The open letter has been signed by Fairtade International’s Global CEO Sandra Uwera, as it represents more than 1.9 million farmers and workers worldwide who have been “disproportionately affected” by the climate crisis.
“Unless we clamp down hard and fast on global emissions and support farmers in low- and middle-income countries to build climate resilience, all of us will suffer,” Sandra Uwera, Global CEO of Fairtrade International, said in the letter.
The letter also pinpoints the need for governments convening at COP27 to set out human rights and environmental due diligence policies to tackle root causes of deforestation in supply chains. The organisation also wants them to negotiate trade agreements that support human rights, labour rights and the highest environmental standards, all with the view to drastically reduce carbon emissions.
It also warns members that the climate finance commitments made at COP26 in Glasgow last year may not benefit farming communities unless farmers are given a say in how funds can best support their communities for climate resilience, to halt deforestation and best prepare themselves for changing weather patterns.
“At Fairtrade, we are proud to take the lead in calling for a more equitable and sustainable trade system that delivers fairness and climate action to our planet’s farmers and their communities. And… we remain firm in our resolve as we call upon global leaders to do what is right at COP27 and beyond. The time for action is now. We are doing our part to ensure a sustainable and inclusive future for all. Now, it’s up to you to do yours,” concluded Sandra Uwera.

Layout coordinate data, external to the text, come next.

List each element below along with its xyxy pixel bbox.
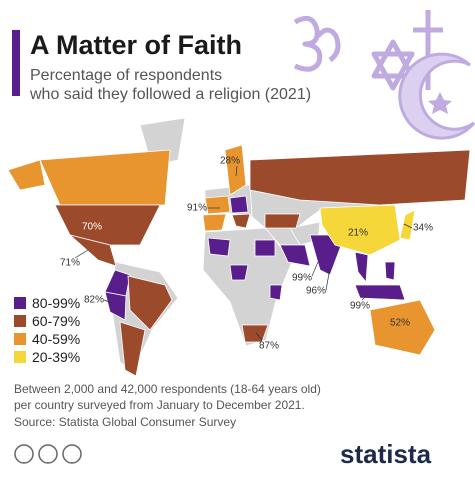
philippines: [384, 261, 396, 281]
subtitle: who said they followed a religion (2021): [29, 86, 311, 103]
map-label: 82%: [84, 295, 104, 306]
map-label: 28%: [220, 156, 240, 167]
map-label: 34%: [413, 223, 433, 234]
peru: [104, 291, 127, 321]
indonesia: [354, 284, 406, 301]
star: [428, 92, 452, 114]
australia: [369, 299, 436, 356]
map-label: 91%: [187, 203, 207, 214]
map-labels: 28% 91% 70% 71% 21% 34% 99% 96% 82% 99% …: [60, 156, 433, 352]
map-label: 52%: [390, 318, 410, 329]
license-icons: [14, 444, 82, 464]
russia: [249, 149, 471, 206]
italy: [231, 213, 251, 229]
nd-icon: [62, 444, 82, 464]
argentina: [119, 321, 146, 377]
leader-line: [255, 332, 263, 341]
leader-line: [403, 223, 413, 229]
vietnam: [354, 251, 369, 284]
footnote: Between 2,000 and 42,000 respondents (18…: [14, 382, 321, 396]
cc-icon: [14, 444, 34, 464]
source: Source: Statista Global Consumer Survey: [14, 415, 236, 429]
title-bar: [12, 30, 20, 96]
alaska: [7, 159, 46, 191]
by-icon: [38, 444, 58, 464]
brazil: [127, 275, 173, 331]
sweden: [224, 144, 247, 196]
map-label: 99%: [350, 301, 370, 312]
leader-line: [74, 249, 89, 259]
turkey: [264, 213, 301, 229]
china: [319, 204, 401, 256]
cross: [413, 10, 443, 90]
nigeria: [229, 264, 249, 281]
south-africa: [241, 324, 269, 343]
legend-swatch: [14, 351, 26, 363]
leader-line: [361, 293, 369, 301]
footnote: per country surveyed from January to Dec…: [14, 398, 305, 412]
legend-label: 20-39%: [32, 349, 80, 365]
legend-label: 80-99%: [32, 295, 80, 311]
poland: [229, 195, 249, 214]
canada: [39, 149, 171, 206]
leader-line: [103, 299, 113, 304]
egypt: [254, 239, 276, 257]
usa: [54, 204, 161, 246]
legend-label: 60-79%: [32, 313, 80, 329]
star-triangle: [371, 39, 415, 79]
leader-line: [311, 261, 319, 277]
map-label: 71%: [60, 258, 80, 269]
legend-label: 40-59%: [32, 331, 80, 347]
legend-swatch: [14, 315, 26, 327]
morocco-algeria: [207, 237, 231, 257]
subtitle: Percentage of respondents: [30, 67, 222, 84]
logo: statista: [340, 439, 432, 469]
mexico: [69, 234, 117, 267]
saudi-arabia: [279, 244, 311, 267]
spain: [202, 213, 227, 232]
crescent: [398, 52, 475, 140]
legend: 80-99% 60-79% 40-59% 20-39%: [14, 295, 80, 365]
leader-line: [325, 267, 331, 291]
world-map: [7, 117, 471, 377]
map-label: 87%: [259, 341, 279, 352]
om-symbol: [293, 15, 341, 72]
kenya: [269, 284, 283, 301]
map-label: 96%: [306, 286, 326, 297]
religious-symbols: [293, 10, 475, 140]
japan: [399, 209, 416, 241]
map-label: 99%: [292, 273, 312, 284]
legend-swatch: [14, 297, 26, 309]
map-label: 70%: [82, 222, 102, 233]
western-europe: [204, 195, 231, 215]
leader-line: [235, 165, 238, 177]
map-label: 21%: [348, 228, 368, 239]
legend-swatch: [14, 333, 26, 345]
title: A Matter of Faith: [30, 30, 242, 60]
star-triangle: [371, 51, 415, 91]
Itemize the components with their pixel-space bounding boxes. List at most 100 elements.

The letter echoes recommendations in a position paper published on Sunday by leading trade justice bodies including Fairtrade, the World Fair Trade Organization (WTFO) and the Fair Trade Advocacy Office (FTAO) as they have intensified calls for inclusive climate solutions. The paper, titled ‘The Clock Is Ticking’ was released ahead of COP27 and calls on leaders of government to deliver on climate targets by meeting the US$100 billion climate aid commitment promised by the end of 2022, ensuring climate finance delivers for small holder farmers, agreeing on regulations which tackle deforestation, penalising non-compliance and supporting farmers with the costs of adaptation and mitigation.
“It is urgent to untap the potential of worldwide smallholder farmers, producers and artisans to contribute to climate and social justice,” said Jorge Conesa, Managing Director of FTAO. “Major consumer regions, like the EU, have great leverage and also a great responsibility: they must live up to their climate ambitions, while refraining from sabotaging themselves by not addressing global abusive trading practices.”